Friday, March 03, 2006

What happened to war?

I hope that any of my friends and colleagues, or former colleagues, who are affected by the political reconstruction, will make allowance, all allowance, for any lack of ceremony with which it has been necessary to act. I would say to the House, as I said to those who have joined this government: "I have nothing to offer but blood, toil, tears and sweat."
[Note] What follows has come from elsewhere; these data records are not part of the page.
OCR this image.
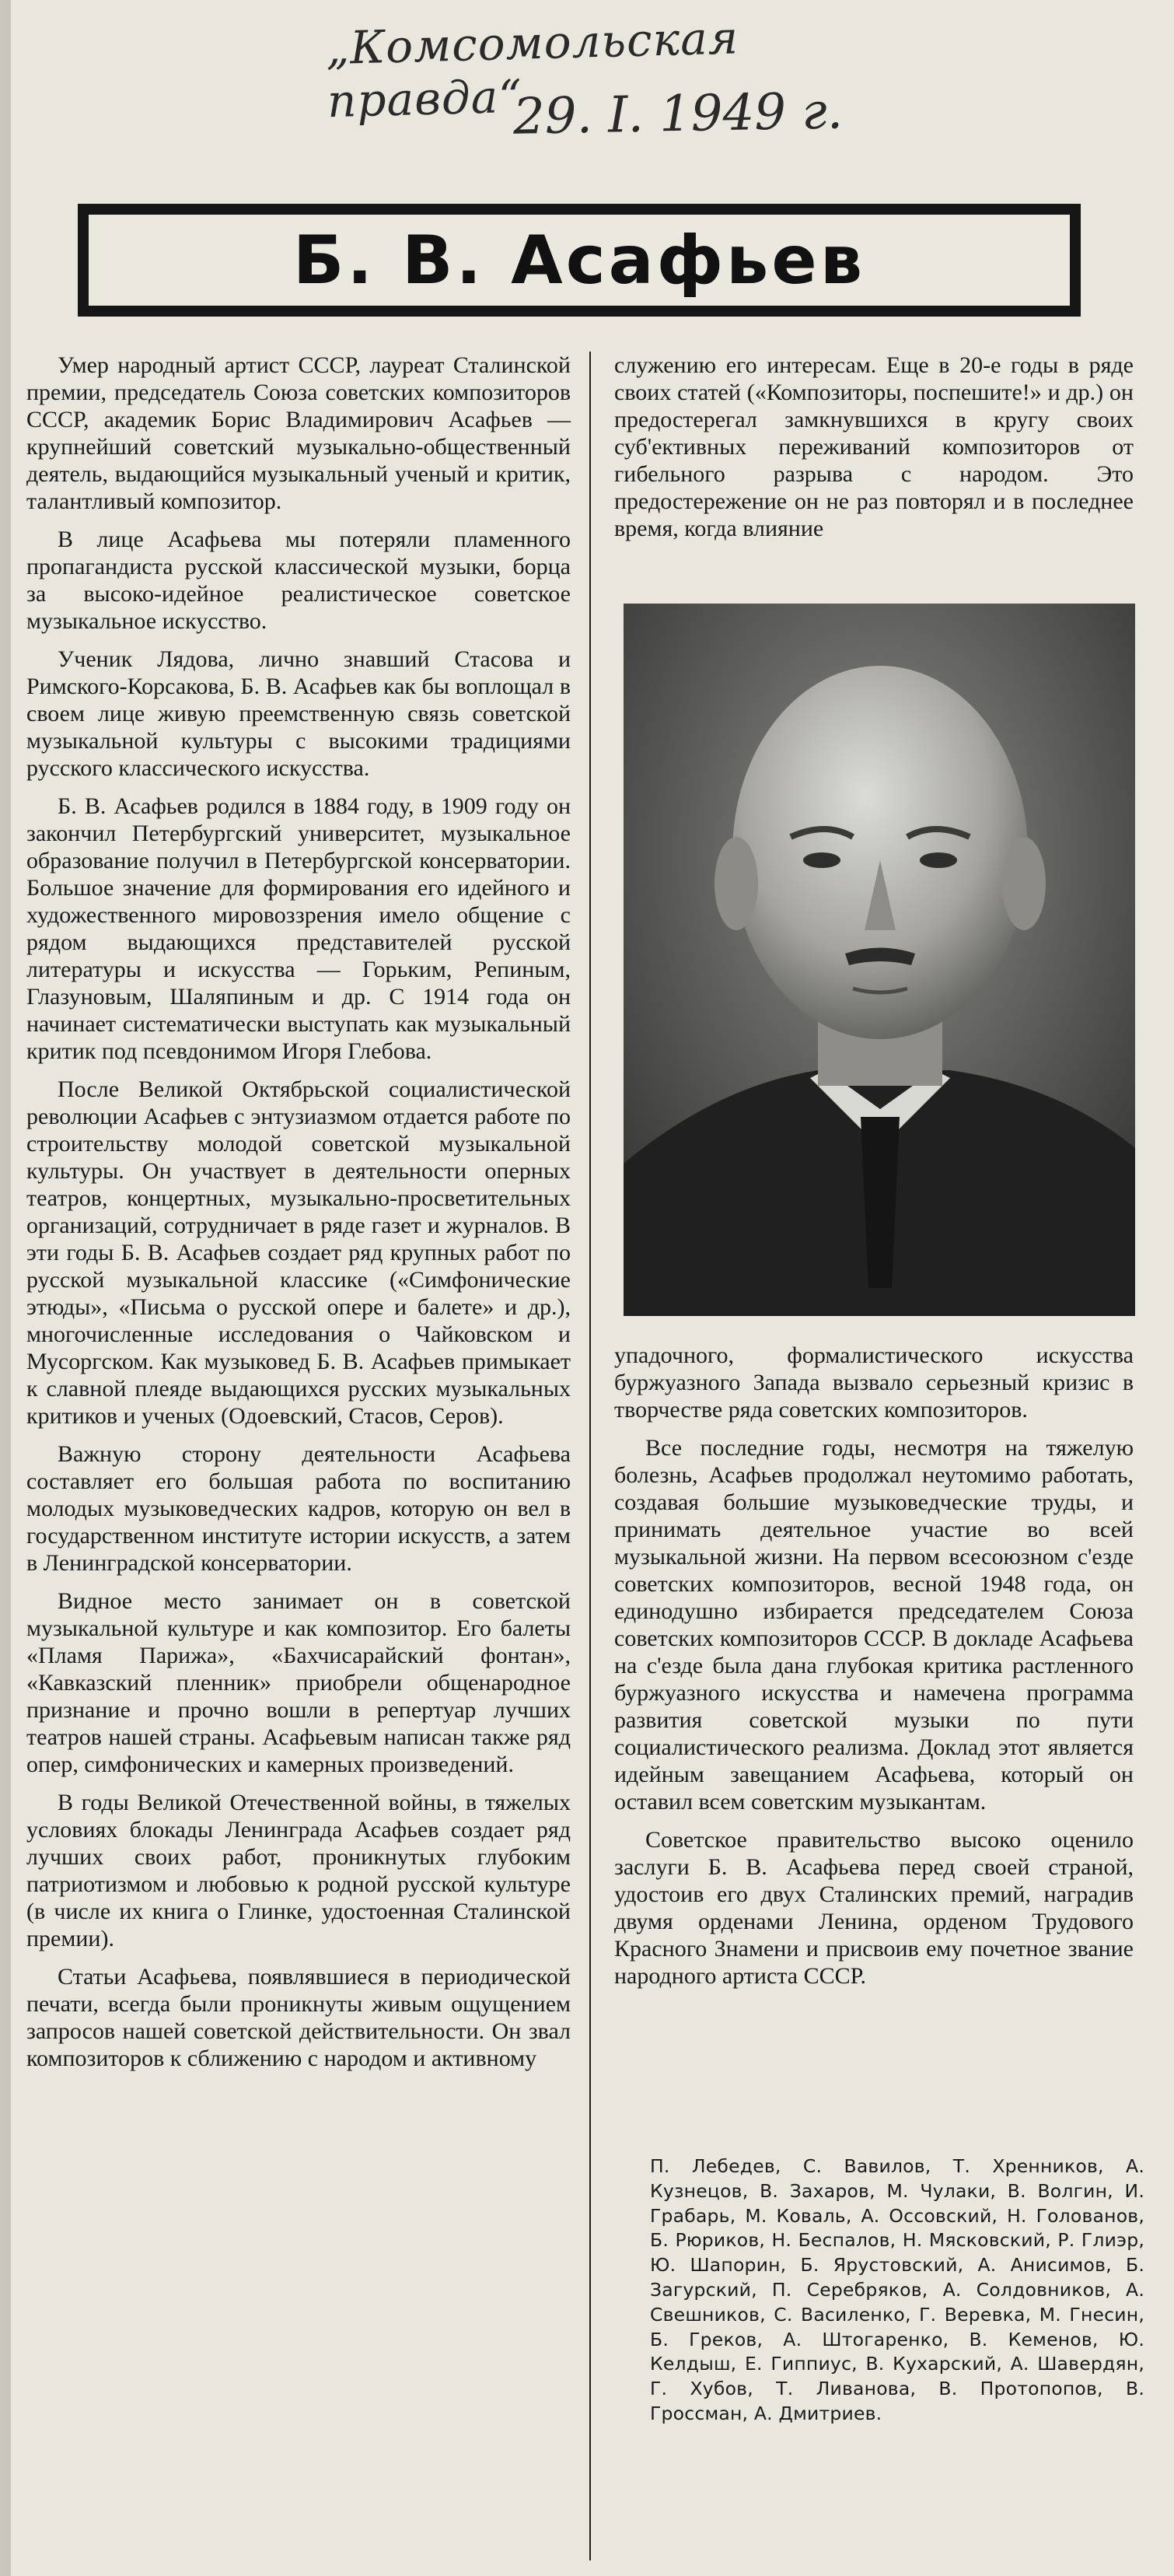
„Комсомольская правда“
29. I. 1949 г.
Б. В. Асафьев

Умер народный артист СССР, лауреат Сталинской премии, председатель Союза советских композиторов СССР, академик Борис Владимирович Асафьев — крупнейший советский музыкально-общественный деятель, выдающийся музыкальный ученый и критик, талантливый композитор.

В лице Асафьева мы потеряли пламенного пропагандиста русской классической музыки, борца за высоко-идейное реалистическое советское музыкальное искусство.

Ученик Лядова, лично знавший Стасова и Римского-Корсакова, Б. В. Асафьев как бы воплощал в своем лице живую преемственную связь советской музыкальной культуры с высокими традициями русского классического искусства.

Б. В. Асафьев родился в 1884 году, в 1909 году он закончил Петербургский университет, музыкальное образование получил в Петербургской консерватории. Большое значение для формирования его идейного и художественного мировоззрения имело общение с рядом выдающихся представителей русской литературы и искусства — Горьким, Репиным, Глазуновым, Шаляпиным и др. С 1914 года он начинает систематически выступать как музыкальный критик под псевдонимом Игоря Глебова.

После Великой Октябрьской социалистической революции Асафьев с энтузиазмом отдается работе по строительству молодой советской музыкальной культуры. Он участвует в деятельности оперных театров, концертных, музыкально-просветительных организаций, сотрудничает в ряде газет и журналов. В эти годы Б. В. Асафьев создает ряд крупных работ по русской музыкальной классике («Симфонические этюды», «Письма о русской опере и балете» и др.), многочисленные исследования о Чайковском и Мусоргском. Как музыковед Б. В. Асафьев примыкает к славной плеяде выдающихся русских музыкальных критиков и ученых (Одоевский, Стасов, Серов).

Важную сторону деятельности Асафьева составляет его большая работа по воспитанию молодых музыковедческих кадров, которую он вел в государственном институте истории искусств, а затем в Ленинградской консерватории.

Видное место занимает он в советской музыкальной культуре и как композитор. Его балеты «Пламя Парижа», «Бахчисарайский фонтан», «Кавказский пленник» приобрели общенародное признание и прочно вошли в репертуар лучших театров нашей страны. Асафьевым написан также ряд опер, симфонических и камерных произведений.

В годы Великой Отечественной войны, в тяжелых условиях блокады Ленинграда Асафьев создает ряд лучших своих работ, проникнутых глубоким патриотизмом и любовью к родной русской культуре (в числе их книга о Глинке, удостоенная Сталинской премии).

Статьи Асафьева, появлявшиеся в периодической печати, всегда были проникнуты живым ощущением запросов нашей советской действительности. Он звал композиторов к сближению с народом и активному

служению его интересам. Еще в 20-е годы в ряде своих статей («Композиторы, поспешите!» и др.) он предостерегал замкнувшихся в кругу своих суб'ективных переживаний композиторов от гибельного разрыва с народом. Это предостережение он не раз повторял и в последнее время, когда влияние

упадочного, формалистического искусства буржуазного Запада вызвало серьезный кризис в творчестве ряда советских композиторов.

Все последние годы, несмотря на тяжелую болезнь, Асафьев продолжал неутомимо работать, создавая большие музыковедческие труды, и принимать деятельное участие во всей музыкальной жизни. На первом всесоюзном с'езде советских композиторов, весной 1948 года, он единодушно избирается председателем Союза советских композиторов СССР. В докладе Асафьева на с'езде была дана глубокая критика растленного буржуазного искусства и намечена программа развития советской музыки по пути социалистического реализма. Доклад этот является идейным завещанием Асафьева, который он оставил всем советским музыкантам.

Советское правительство высоко оценило заслуги Б. В. Асафьева перед своей страной, удостоив его двух Сталинских премий, наградив двумя орденами Ленина, орденом Трудового Красного Знамени и присвоив ему почетное звание народного артиста СССР.

П. Лебедев, С. Вавилов, Т. Хренников, А. Кузнецов, В. Захаров, М. Чулаки, В. Волгин, И. Грабарь, М. Коваль, А. Оссовский, Н. Голованов, Б. Рюриков, Н. Беспалов, Н. Мясковский, Р. Глиэр, Ю. Шапорин, Б. Ярустовский, А. Анисимов, Б. Загурский, П. Серебряков, А. Солдовников, А. Свешников, С. Василенко, Г. Веревка, М. Гнесин, Б. Греков, А. Штогаренко, В. Кеменов, Ю. Келдыш, Е. Гиппиус, В. Кухарский, А. Шавердян, Г. Хубов, Т. Ливанова, В. Протопопов, В. Гроссман, А. Дмитриев.
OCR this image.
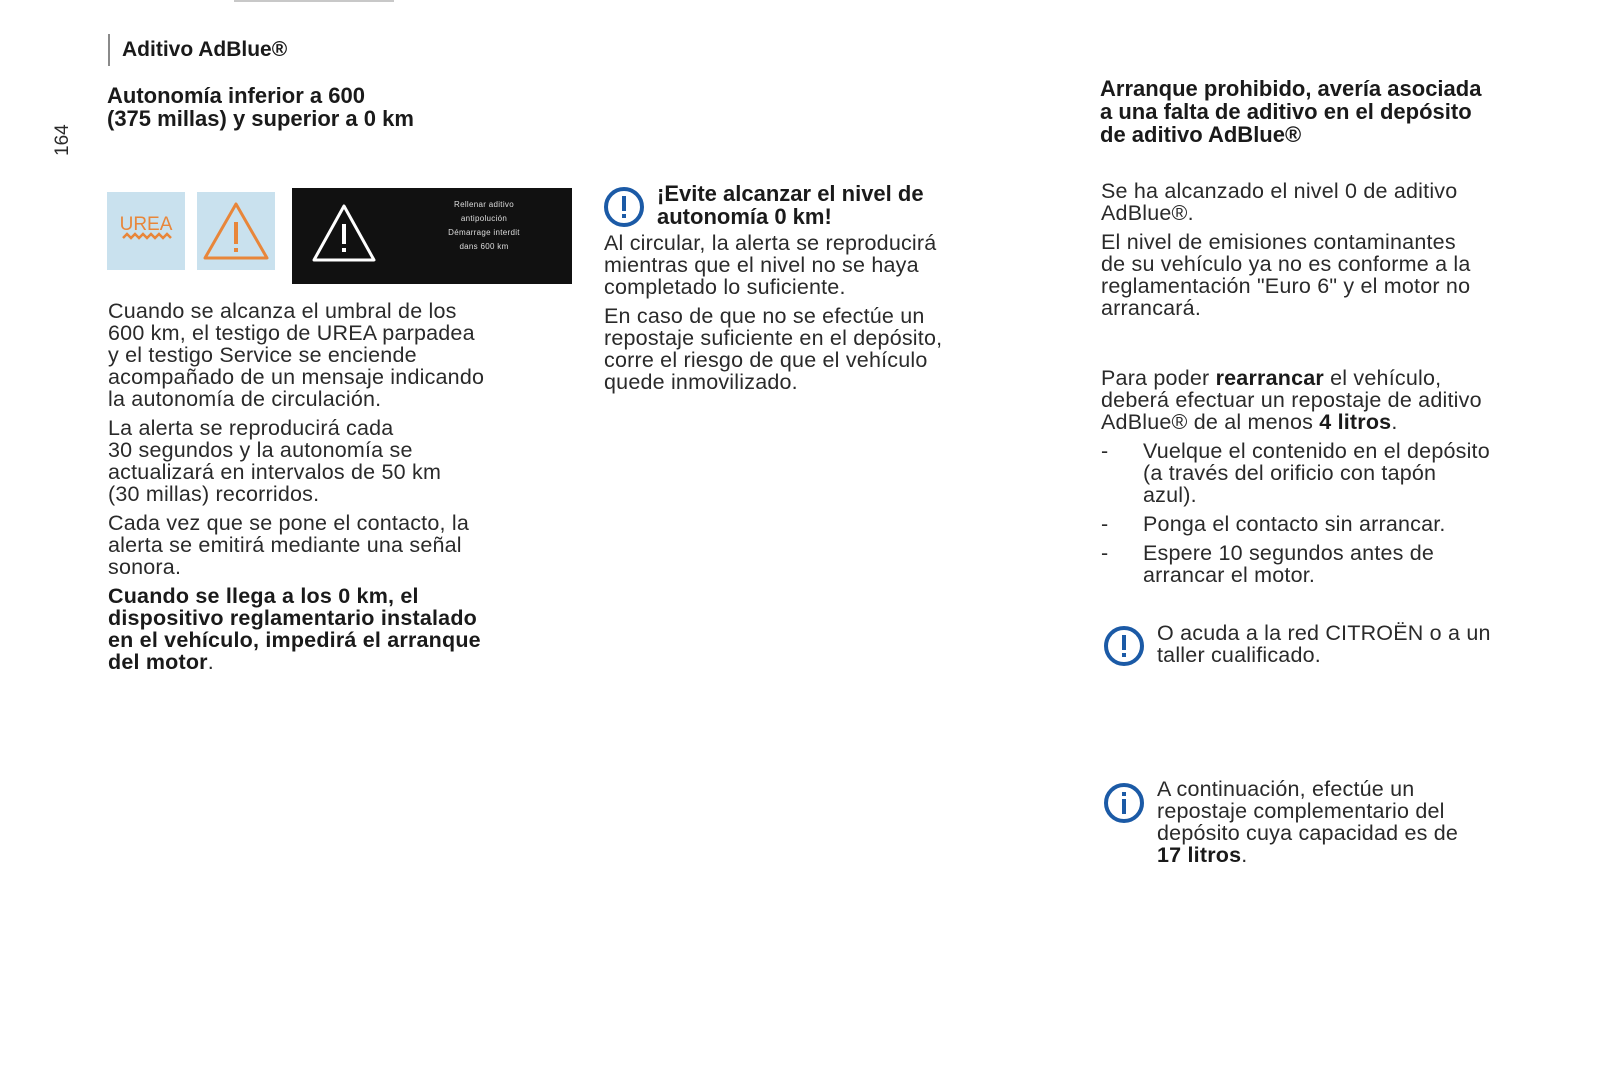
Aditivo AdBlue®
164
Autonomía inferior a 600
(375 millas) y superior a 0 km
UREA
Rellenar aditivo
antipolución
Démarrage interdit
dans 600 km

Cuando se alcanza el umbral de los
600 km, el testigo de UREA parpadea
y el testigo Service se enciende
acompañado de un mensaje indicando
la autonomía de circulación.

La alerta se reproducirá cada
30 segundos y la autonomía se
actualizará en intervalos de 50 km
(30 millas) recorridos.

Cada vez que se pone el contacto, la
alerta se emitirá mediante una señal
sonora.

Cuando se llega a los 0 km, el
dispositivo reglamentario instalado
en el vehículo, impedirá el arranque
del motor.

¡Evite alcanzar el nivel de
autonomía 0 km!

Al circular, la alerta se reproducirá
mientras que el nivel no se haya
completado lo suficiente.

En caso de que no se efectúe un
repostaje suficiente en el depósito,
corre el riesgo de que el vehículo
quede inmovilizado.

Arranque prohibido, avería asociada
a una falta de aditivo en el depósito
de aditivo AdBlue®

Se ha alcanzado el nivel 0 de aditivo
AdBlue®.

El nivel de emisiones contaminantes
de su vehículo ya no es conforme a la
reglamentación "Euro 6" y el motor no
arrancará.

Para poder rearrancar el vehículo,
deberá efectuar un repostaje de aditivo
AdBlue® de al menos 4 litros.

-	Vuelque el contenido en el depósito
(a través del orificio con tapón
azul).
-	Ponga el contacto sin arrancar.
-	Espere 10 segundos antes de
arrancar el motor.
O acuda a la red CITROËN o a un
taller cualificado.
A continuación, efectúe un
repostaje complementario del
depósito cuya capacidad es de
17 litros.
We have before us an ordeal of the most grievous kind. We have before us many, many long months of struggle and of suffering. You ask, what is our policy? I can say: It is to wage war, by sea, land and air, with all our might and with all the strength that God can give us; to wage war against a monstrous tyranny, never surpassed in the dark, lamentable catalogue of human crime. That is our policy. You ask, what is our aim? I can answer in one word: It is victory, victory at all costs, victory in spite of all terror, victory, however long and hard the road may be; for without victory, there is no survival. Let that be realised; no survival for the British Empire, no survival for all that the British Empire has stood for, no survival for the urge and impulse of the ages, that mankind will move forward towards its goal. But I take up my task with buoyancy and hope. I feel sure that our cause will not be suffered to fail among men. At this time I feel entitled to claim the aid of all, and I say, "come then, let us go forward together with our united strength."

...

And now it has come to us to stand alone in the breach, and face the worst that the tyrant's might and enmity can do. Bearing ourselves humbly before God, but conscious that we serve an unfolding purpose, we are ready to defend our native land against the invasion by which it is threatened. We are fighting by ourselves alone; but we are not fighting for ourselves alone. Here in this strong City of Refuge which enshrines the title—deeds of human progress and is of deep consequence to Christian civilization; here, girt about by the seas and oceans where the Navy reigns; shielded from above by the prowess and devotion of our airmen—we await undismayed the impending assault. Perhaps it will come tonight. Perhaps it will come next week. Perhaps it will never come. We must show ourselves equally capable of meeting a sudden violent shock or—what is perhaps a harder test—a prolonged vigil. But be the ordeal sharp or long, or both, we shall seek no terms, we shall tolerate no parley; we may show mercy-we shall ask for none.

Should the invader come to Britain, there will be no placid lying down of the people in submission before him, as we have seen, alas, in other countries. We shall defend every village, every town, and every city. The vast mass of London itself, fought street by street, could easily devour an entire hostile army; and we would rather see London laid in ruins and ashes than that it should be tamely and abjectly enslaved.
What happened to men like Sir Winston Churchill? What happened to words like these? What happened to pansy-up the world so that war no longer means defending your country and your people and what is right against terror at all costs? What in the world did this generation learn in school about the great wars of the past, that made them expect something less than "blood, toil, tears and sweat...[and] many, many long months of struggle and of suffering"?

Since when is defense of all that is good and right in the world against those who would wield sadistic terror for the purposes of their own power not the right action—no matter the cost, no matter the fear?

I truly think we have a world of people, primarily the fat-and-happy Americans, who no longer believe in anything worth fighting for. Except, perhaps, the right to criticize those who would fight. Sure, war is always wrong if you think there is no such cause. But I say mankind would have perished long ago if there were no cause on this earth worth fighting for, suffering for, and dying for. Have we so forgotten the wars of the past? The war that birthed this nation? The wars that have preserved peace and liberty for the world? To broadly criticize war as "not the answer...ever" is to say that we should not be where we are now, and arguably would undo every vestige of freedom we enjoy today.

I believe this speech by Churchill is truly great, and I agree with what he says. But just imagine Dubya giving this kind of speech. And they call him a warmonger now! Think of the political fallout if we adopted a policy like that. But wait:

Think of the victory we'd achieve.

"I feel sure that our cause [would] not be suffered to fail among men."

5 Comments:

Blogger Bulldawgy said...

"Pansy-up the world".....

I am rolling on the floor laughing!!!!!!! That rocks!

Nice post, Jeffrey, well said.

5:32 PM, March 03, 2006  
Blogger banjodude said...

Yes, very nice.

9:41 AM, March 06, 2006  
Blogger banjodude said...

So, time for an update...?

9:41 AM, March 06, 2006  
Blogger Jeffrey J. Stables said...

Hey, I posted that two days ago! How much more do you want me to update? ;)

10:08 AM, March 06, 2006  
Anonymous daniel said...

Men like that died with...well, Winston Churchill. You know what I wonder? I wonder if Winston Churchill and C.S. Lewis ever met? It only seems as if they should've.